【数据结构】bzoj1651专用牛棚

Description

Oh those picky N (1 <= N <= 50,000) cows! They are so picky that each one will only be milked over some precise time interval A..B (1 <= A <= B <= 1,000,000), which includes both times A and B. Obviously, FJ must create a reservation system to determine which stall each cow can be assigned for her milking time. Of course, no cow will share such a private moment with other cows.
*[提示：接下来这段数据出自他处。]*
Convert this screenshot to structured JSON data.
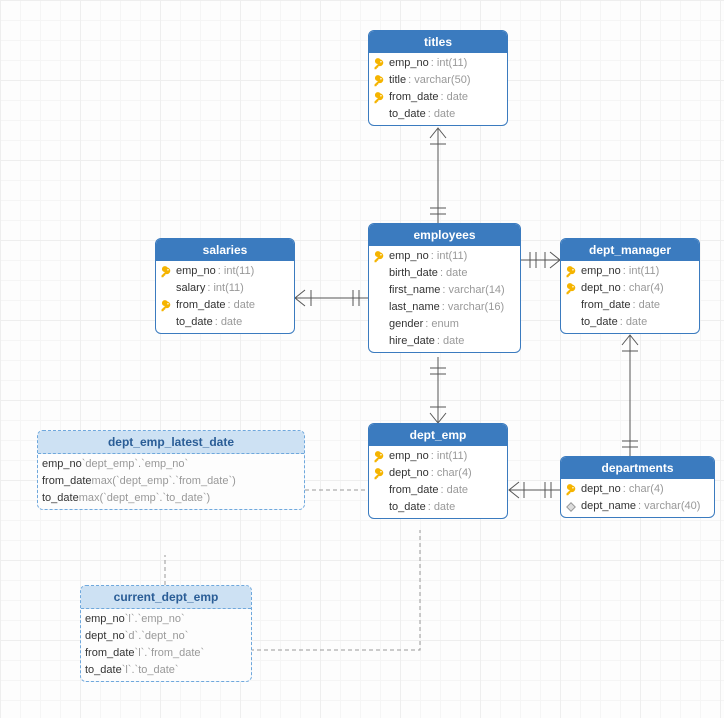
{
  "entities": {
    "titles": {
      "name": "titles",
      "columns": [
        {
          "icon": "key",
          "name": "emp_no",
          "type": "int(11)"
        },
        {
          "icon": "key",
          "name": "title",
          "type": "varchar(50)"
        },
        {
          "icon": "key",
          "name": "from_date",
          "type": "date"
        },
        {
          "icon": "",
          "name": "to_date",
          "type": "date"
        }
      ]
    },
    "salaries": {
      "name": "salaries",
      "columns": [
        {
          "icon": "key",
          "name": "emp_no",
          "type": "int(11)"
        },
        {
          "icon": "",
          "name": "salary",
          "type": "int(11)"
        },
        {
          "icon": "key",
          "name": "from_date",
          "type": "date"
        },
        {
          "icon": "",
          "name": "to_date",
          "type": "date"
        }
      ]
    },
    "employees": {
      "name": "employees",
      "columns": [
        {
          "icon": "key",
          "name": "emp_no",
          "type": "int(11)"
        },
        {
          "icon": "",
          "name": "birth_date",
          "type": "date"
        },
        {
          "icon": "",
          "name": "first_name",
          "type": "varchar(14)"
        },
        {
          "icon": "",
          "name": "last_name",
          "type": "varchar(16)"
        },
        {
          "icon": "",
          "name": "gender",
          "type": "enum"
        },
        {
          "icon": "",
          "name": "hire_date",
          "type": "date"
        }
      ]
    },
    "dept_manager": {
      "name": "dept_manager",
      "columns": [
        {
          "icon": "key",
          "name": "emp_no",
          "type": "int(11)"
        },
        {
          "icon": "key",
          "name": "dept_no",
          "type": "char(4)"
        },
        {
          "icon": "",
          "name": "from_date",
          "type": "date"
        },
        {
          "icon": "",
          "name": "to_date",
          "type": "date"
        }
      ]
    },
    "dept_emp": {
      "name": "dept_emp",
      "columns": [
        {
          "icon": "key",
          "name": "emp_no",
          "type": "int(11)"
        },
        {
          "icon": "key",
          "name": "dept_no",
          "type": "char(4)"
        },
        {
          "icon": "",
          "name": "from_date",
          "type": "date"
        },
        {
          "icon": "",
          "name": "to_date",
          "type": "date"
        }
      ]
    },
    "departments": {
      "name": "departments",
      "columns": [
        {
          "icon": "key",
          "name": "dept_no",
          "type": "char(4)"
        },
        {
          "icon": "diamond",
          "name": "dept_name",
          "type": "varchar(40)"
        }
      ]
    }
  },
  "views": {
    "dept_emp_latest_date": {
      "name": "dept_emp_latest_date",
      "columns": [
        {
          "name": "emp_no",
          "expr": "`dept_emp`.`emp_no`"
        },
        {
          "name": "from_date",
          "expr": "max(`dept_emp`.`from_date`)"
        },
        {
          "name": "to_date",
          "expr": "max(`dept_emp`.`to_date`)"
        }
      ]
    },
    "current_dept_emp": {
      "name": "current_dept_emp",
      "columns": [
        {
          "name": "emp_no",
          "expr": "`l`.`emp_no`"
        },
        {
          "name": "dept_no",
          "expr": "`d`.`dept_no`"
        },
        {
          "name": "from_date",
          "expr": "`l`.`from_date`"
        },
        {
          "name": "to_date",
          "expr": "`l`.`to_date`"
        }
      ]
    }
  }
}
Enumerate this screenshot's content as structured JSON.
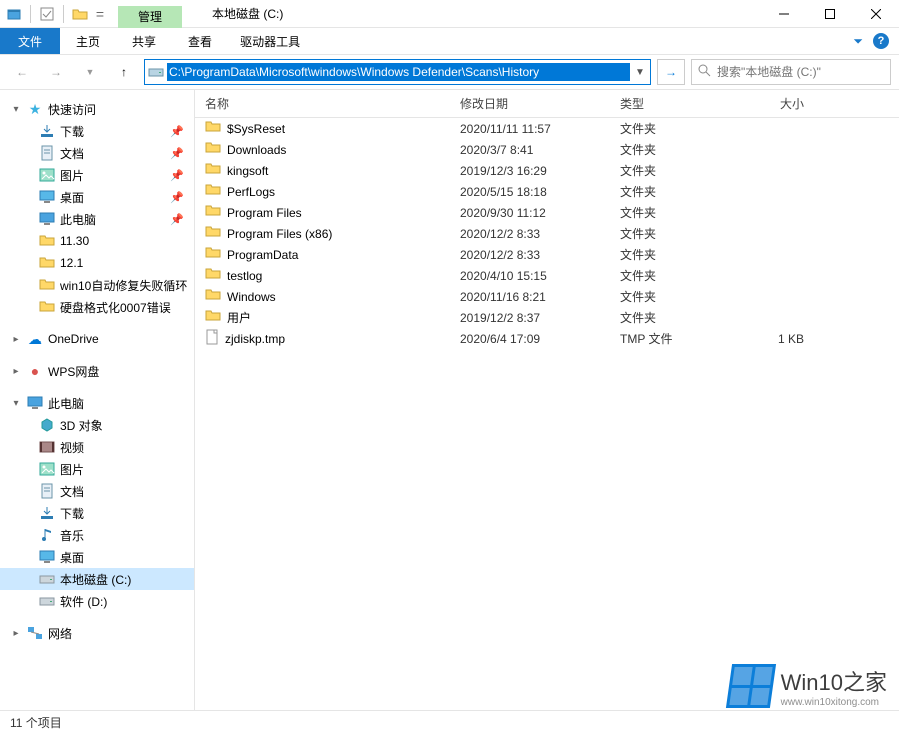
{
  "title_tab": "管理",
  "window_title": "本地磁盘 (C:)",
  "menubar": {
    "file": "文件",
    "home": "主页",
    "share": "共享",
    "view": "查看",
    "drive_tools": "驱动器工具"
  },
  "address_path": "C:\\ProgramData\\Microsoft\\windows\\Windows Defender\\Scans\\History",
  "search_placeholder": "搜索\"本地磁盘 (C:)\"",
  "columns": {
    "name": "名称",
    "date": "修改日期",
    "type": "类型",
    "size": "大小"
  },
  "sidebar": {
    "quick_access": "快速访问",
    "qa_items": [
      {
        "label": "下载",
        "icon": "download"
      },
      {
        "label": "文档",
        "icon": "doc"
      },
      {
        "label": "图片",
        "icon": "pic"
      },
      {
        "label": "桌面",
        "icon": "desktop"
      },
      {
        "label": "此电脑",
        "icon": "pc"
      },
      {
        "label": "11.30",
        "icon": "folder"
      },
      {
        "label": "12.1",
        "icon": "folder"
      },
      {
        "label": "win10自动修复失败循环",
        "icon": "folder"
      },
      {
        "label": "硬盘格式化0007错误",
        "icon": "folder"
      }
    ],
    "onedrive": "OneDrive",
    "wps": "WPS网盘",
    "this_pc": "此电脑",
    "pc_items": [
      {
        "label": "3D 对象",
        "icon": "3d"
      },
      {
        "label": "视频",
        "icon": "video"
      },
      {
        "label": "图片",
        "icon": "pic"
      },
      {
        "label": "文档",
        "icon": "doc"
      },
      {
        "label": "下载",
        "icon": "download"
      },
      {
        "label": "音乐",
        "icon": "music"
      },
      {
        "label": "桌面",
        "icon": "desktop"
      },
      {
        "label": "本地磁盘 (C:)",
        "icon": "drive",
        "selected": true
      },
      {
        "label": "软件 (D:)",
        "icon": "drive"
      }
    ],
    "network": "网络"
  },
  "files": [
    {
      "name": "$SysReset",
      "date": "2020/11/11 11:57",
      "type": "文件夹",
      "size": "",
      "icon": "folder"
    },
    {
      "name": "Downloads",
      "date": "2020/3/7 8:41",
      "type": "文件夹",
      "size": "",
      "icon": "folder"
    },
    {
      "name": "kingsoft",
      "date": "2019/12/3 16:29",
      "type": "文件夹",
      "size": "",
      "icon": "folder"
    },
    {
      "name": "PerfLogs",
      "date": "2020/5/15 18:18",
      "type": "文件夹",
      "size": "",
      "icon": "folder"
    },
    {
      "name": "Program Files",
      "date": "2020/9/30 11:12",
      "type": "文件夹",
      "size": "",
      "icon": "folder"
    },
    {
      "name": "Program Files (x86)",
      "date": "2020/12/2 8:33",
      "type": "文件夹",
      "size": "",
      "icon": "folder"
    },
    {
      "name": "ProgramData",
      "date": "2020/12/2 8:33",
      "type": "文件夹",
      "size": "",
      "icon": "folder"
    },
    {
      "name": "testlog",
      "date": "2020/4/10 15:15",
      "type": "文件夹",
      "size": "",
      "icon": "folder"
    },
    {
      "name": "Windows",
      "date": "2020/11/16 8:21",
      "type": "文件夹",
      "size": "",
      "icon": "folder"
    },
    {
      "name": "用户",
      "date": "2019/12/2 8:37",
      "type": "文件夹",
      "size": "",
      "icon": "folder"
    },
    {
      "name": "zjdiskp.tmp",
      "date": "2020/6/4 17:09",
      "type": "TMP 文件",
      "size": "1 KB",
      "icon": "file"
    }
  ],
  "status": "11 个项目",
  "watermark": {
    "title": "Win10之家",
    "url": "www.win10xitong.com"
  }
}
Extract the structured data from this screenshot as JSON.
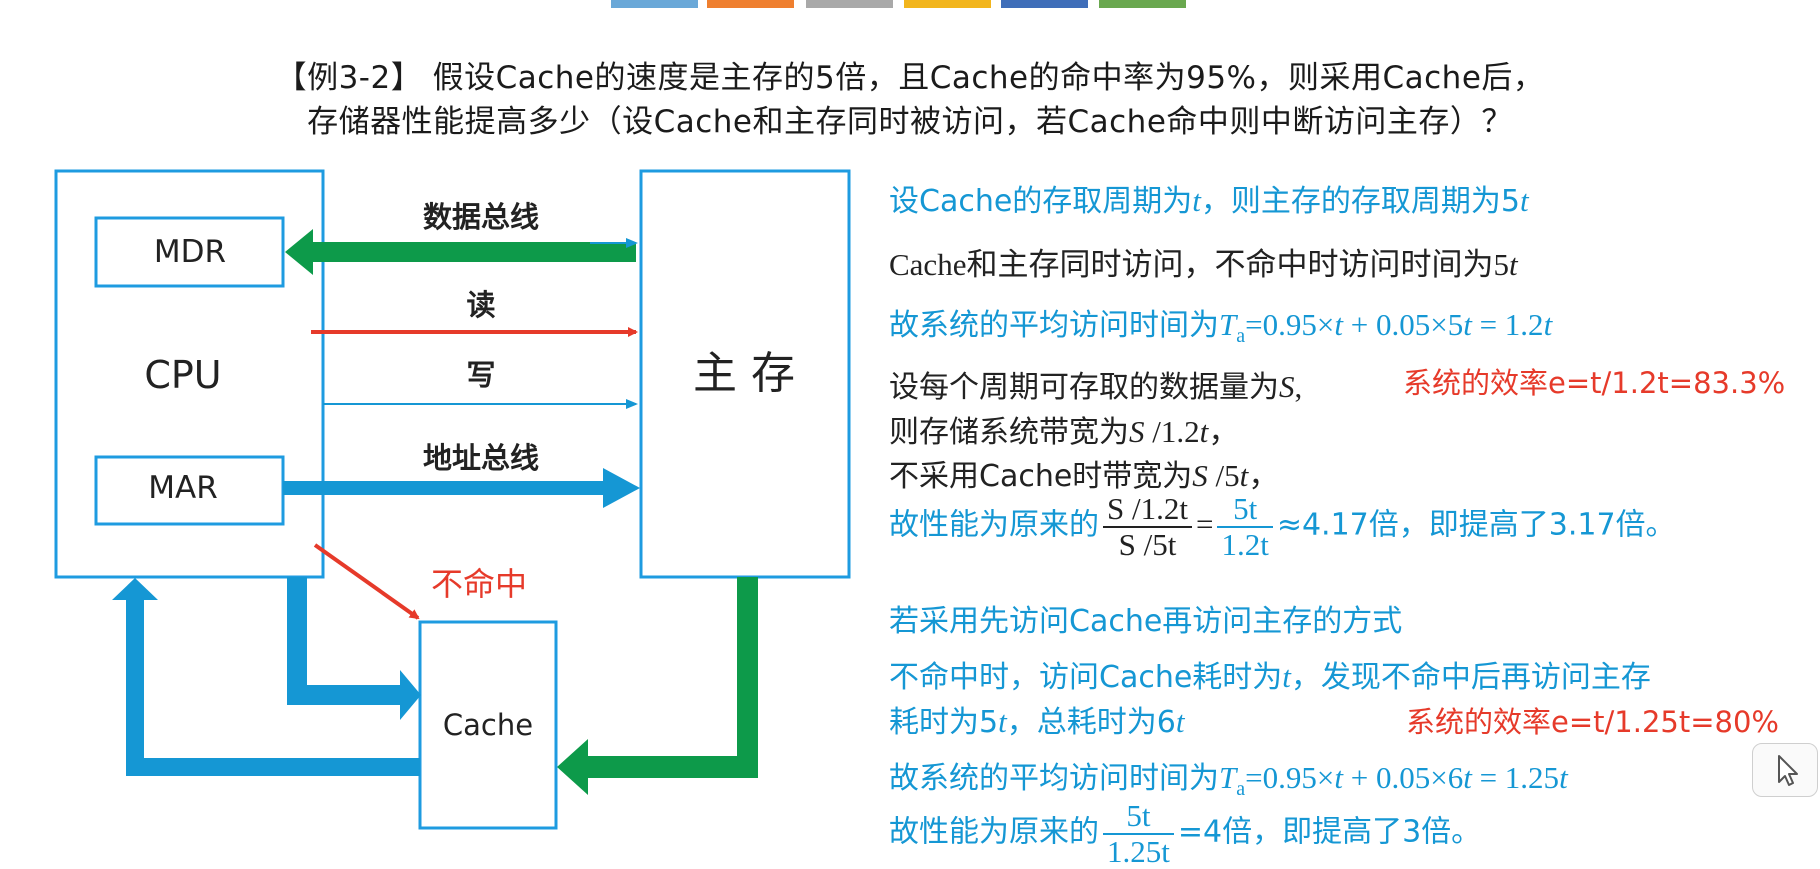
{
  "colors": {
    "blue": "#1597d4",
    "green": "#0d9a4a",
    "red": "#e63a2a",
    "box_border": "#1e9be0",
    "top_strip": [
      "#6aa8d8",
      "#ef7f2f",
      "#a9a9a9",
      "#f2b51d",
      "#3f6eb9",
      "#6aa84f"
    ]
  },
  "title": {
    "line1": "【例3-2】 假设Cache的速度是主存的5倍，且Cache的命中率为95%，则采用Cache后，",
    "line2": "存储器性能提高多少（设Cache和主存同时被访问，若Cache命中则中断访问主存）？"
  },
  "diagram": {
    "cpu": "CPU",
    "mdr": "MDR",
    "mar": "MAR",
    "main_memory": "主  存",
    "cache": "Cache",
    "data_bus": "数据总线",
    "read": "读",
    "write": "写",
    "address_bus": "地址总线",
    "miss": "不命中"
  },
  "solution": {
    "l1a": "设Cache的存取周期为",
    "l1b": "t",
    "l1c": "，则主存的存取周期为5",
    "l1d": "t",
    "l2a": "Cache和主存同时访问，不命中时访问时间为5",
    "l2b": "t",
    "l3a": "故系统的平均访问时间为",
    "l3b": "T",
    "l3c": "a",
    "l3d": "=0.95×",
    "l3e": "t",
    "l3f": " + 0.05×5",
    "l3g": "t",
    "l3h": " = 1.2",
    "l3i": "t",
    "l4a": "设每个周期可存取的数据量为",
    "l4b": "S",
    "l4c": ",",
    "l4red": "系统的效率e=t/1.2t=83.3%",
    "l5a": "则存储系统带宽为",
    "l5b": "S",
    "l5c": " /1.2",
    "l5d": "t",
    "l5e": "，",
    "l6a": "不采用Cache时带宽为",
    "l6b": "S",
    "l6c": " /5",
    "l6d": "t",
    "l6e": "，",
    "l7a": "故性能为原来的",
    "l7num": "S /1.2t",
    "l7den": "S /5t",
    "l7eq": "=",
    "l7num2": "5t",
    "l7den2": "1.2t",
    "l7b": "≈4.17倍，即提高了3.17倍。",
    "l8": "若采用先访问Cache再访问主存的方式",
    "l9a": "不命中时，访问Cache耗时为",
    "l9b": "t",
    "l9c": "，发现不命中后再访问主存",
    "l10a": "耗时为5",
    "l10b": "t",
    "l10c": "，总耗时为6",
    "l10d": "t",
    "l10red": "系统的效率e=t/1.25t=80%",
    "l11a": "故系统的平均访问时间为",
    "l11b": "T",
    "l11c": "a",
    "l11d": "=0.95×",
    "l11e": "t",
    "l11f": " + 0.05×6",
    "l11g": "t",
    "l11h": " = 1.25",
    "l11i": "t",
    "l12a": "故性能为原来的",
    "l12num": "5t",
    "l12den": "1.25t",
    "l12b": "=4倍，即提高了3倍。"
  },
  "icons": {
    "cursor": "cursor-arrow-icon"
  }
}
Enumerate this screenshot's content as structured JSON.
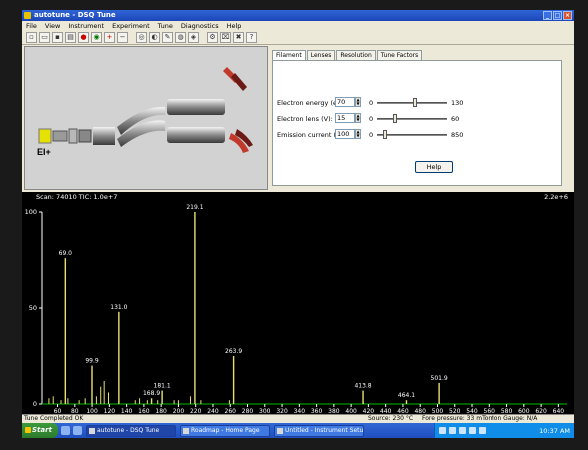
{
  "window": {
    "title": "autotune - DSQ Tune"
  },
  "menu": [
    "File",
    "View",
    "Instrument",
    "Experiment",
    "Tune",
    "Diagnostics",
    "Help"
  ],
  "schematic": {
    "source_label": "EI+"
  },
  "tabs": [
    "Filament",
    "Lenses",
    "Resolution",
    "Tune Factors"
  ],
  "params": [
    {
      "label": "Electron energy (eV):",
      "value": "70",
      "min": "0",
      "max": "130",
      "level": 0.54
    },
    {
      "label": "Electron lens (V):",
      "value": "15",
      "min": "0",
      "max": "60",
      "level": 0.25
    },
    {
      "label": "Emission current (uA):",
      "value": "100",
      "min": "0",
      "max": "850",
      "level": 0.12
    }
  ],
  "help_label": "Help",
  "spectrum": {
    "scan_info": "Scan: 74010  TIC: 1.0e+7",
    "scale_info": "2.2e+6"
  },
  "chart_data": {
    "type": "bar",
    "x": [
      69.0,
      99.9,
      131.0,
      168.9,
      181.1,
      219.1,
      263.9,
      413.8,
      464.1,
      501.9
    ],
    "values": [
      76,
      20,
      48,
      3,
      7,
      100,
      25,
      7,
      2,
      11
    ],
    "labels": [
      "69.0",
      "99.9",
      "131.0",
      "168.9",
      "181.1",
      "219.1",
      "263.9",
      "413.8",
      "464.1",
      "501.9"
    ],
    "minor_peaks": [
      {
        "x": 50,
        "y": 3
      },
      {
        "x": 55,
        "y": 4
      },
      {
        "x": 64,
        "y": 2
      },
      {
        "x": 72,
        "y": 3
      },
      {
        "x": 85,
        "y": 2
      },
      {
        "x": 92,
        "y": 3
      },
      {
        "x": 105,
        "y": 4
      },
      {
        "x": 110,
        "y": 9
      },
      {
        "x": 114,
        "y": 12
      },
      {
        "x": 119,
        "y": 6
      },
      {
        "x": 150,
        "y": 2
      },
      {
        "x": 155,
        "y": 3
      },
      {
        "x": 164,
        "y": 2
      },
      {
        "x": 176,
        "y": 2
      },
      {
        "x": 195,
        "y": 2
      },
      {
        "x": 200,
        "y": 2
      },
      {
        "x": 214,
        "y": 4
      },
      {
        "x": 226,
        "y": 2
      },
      {
        "x": 259,
        "y": 2
      },
      {
        "x": 414,
        "y": 1
      },
      {
        "x": 502,
        "y": 1
      }
    ],
    "yticks": [
      0,
      50,
      100
    ],
    "xticks": [
      60,
      80,
      100,
      120,
      140,
      160,
      180,
      200,
      220,
      240,
      260,
      280,
      300,
      320,
      340,
      360,
      380,
      400,
      420,
      440,
      460,
      480,
      500,
      520,
      540,
      560,
      580,
      600,
      620,
      640
    ],
    "xlim": [
      42,
      650
    ],
    "ylim": [
      0,
      100
    ],
    "colors": {
      "peak": "#e8e070",
      "axis": "#ffffff",
      "baseline": "#00c000"
    }
  },
  "status": {
    "message": "Tune Completed OK",
    "source": "Source:  230 °C",
    "pressure": "Fore pressure:  33 mTorr",
    "gauge": "Ion Gauge:  N/A"
  },
  "taskbar": {
    "start": "Start",
    "items": [
      "autotune - DSQ Tune",
      "Roadmap - Home Page",
      "Untitled - Instrument Setup"
    ],
    "clock": "10:37 AM"
  }
}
Help FJ by determining: * The minimum number of stalls required in the barn so that each cow can have her private milking period * An assignment of cows to these stalls over time

有N头牛,每头牛有个喝水时间,这段时间它将专用一个Stall 现在给出每头牛的喝水时间段,问至少要多少个Stall才能满足它们的要求

Input

* Line 1: A single integer, N

* Lines 2..N+1: Line i+1 describes cow i's milking interval with two space-separated integers.

Output

* Line 1: The minimum number of stalls the barn must have.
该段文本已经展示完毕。